Conveniently, I am off to Chicago tomorrow for a week-long holiday with a couple of the crew from school. I'll have copies of the new material along so that I can write more guitar parts at home, which will then be recorded and fleshed out in New York come the end of July.
After Monday night's session, I began the tedious process of editing the new material and programming some drum loops. The synthetic drums are often the most difficult element to get right in a song's backing track. The reason: They must suit the song's purpose and be completely unique in tone and character. Dance music being, well, everywhere, the bar has been raised for rhythms because the tired ones are embarassingly obvious (hinting at laziness on the producer or programmer's part.) But the great ones - here I'll cite Telefon Tel Aviv, a current hypefactor favorite - stick in your head as much as a shimmering guitar hook.
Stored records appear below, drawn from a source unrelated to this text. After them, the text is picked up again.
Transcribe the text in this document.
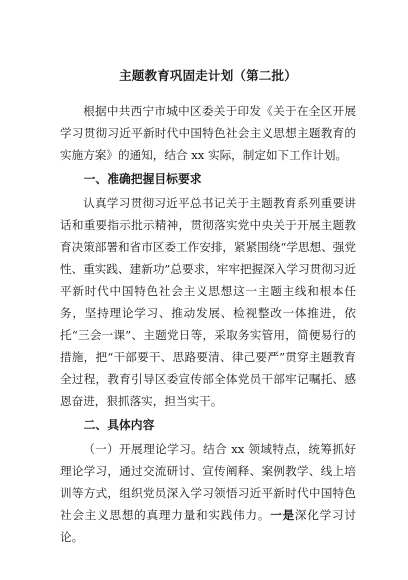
主题教育巩固走计划（第二批）

根据中共西宁市城中区委关于印发《关于在全区开展学习贯彻习近平新时代中国特色社会主义思想主题教育的实施方案》的通知，结合 xx 实际，制定如下工作计划。

一、准确把握目标要求

认真学习贯彻习近平总书记关于主题教育系列重要讲话和重要指示批示精神，贯彻落实党中央关于开展主题教育决策部署和省市区委工作安排，紧紧围绕“学思想、强党性、重实践、建新功”总要求，牢牢把握深入学习贯彻习近平新时代中国特色社会主义思想这一主题主线和根本任务，坚持理论学习、推动发展、检视整改一体推进，依托“三会一课”、主题党日等，采取务实管用，简便易行的措施，把“干部要干、思路要清、律己要严”贯穿主题教育全过程，教育引导区委宣传部全体党员干部牢记嘱托、感恩奋进，狠抓落实，担当实干。

二、具体内容

（一）开展理论学习。结合 xx 领域特点，统筹抓好理论学习，通过交流研讨、宣传阐释、案例教学、线上培训等方式，组织党员深入学习领悟习近平新时代中国特色社会主义思想的真理力量和实践伟力。一是深化学习讨论。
The time-consuming editing process is a significant departure from The Distracted Lover sessions at Sauna (my old apartment on Water Street at the Fulton Fish Market.) When F.J. and I met after pre-production in June 2001 to share our material, the arrangements of the five songs we chose to record changed very little during the next year. As a result, we only recorded what was needed - there was almost nothing in the way of extraneous takes or arrangement concepts. This time around, however, neither of us brought finished songs to the table at the start of the recording process. The six embryonic songs with which we are working emerged from hours of jamming in the studio, all of which was recorded direct to disk. As a result, a single song may have hundreds of takes and structural ideas associated with it, all of which will be picked through at some point.
I have more to tell about Monday night's session, but I'll post about that after my flight and a belated Bastille Day celebration in Chicago. And for you squeamish types who never tried steak tartare, get over it!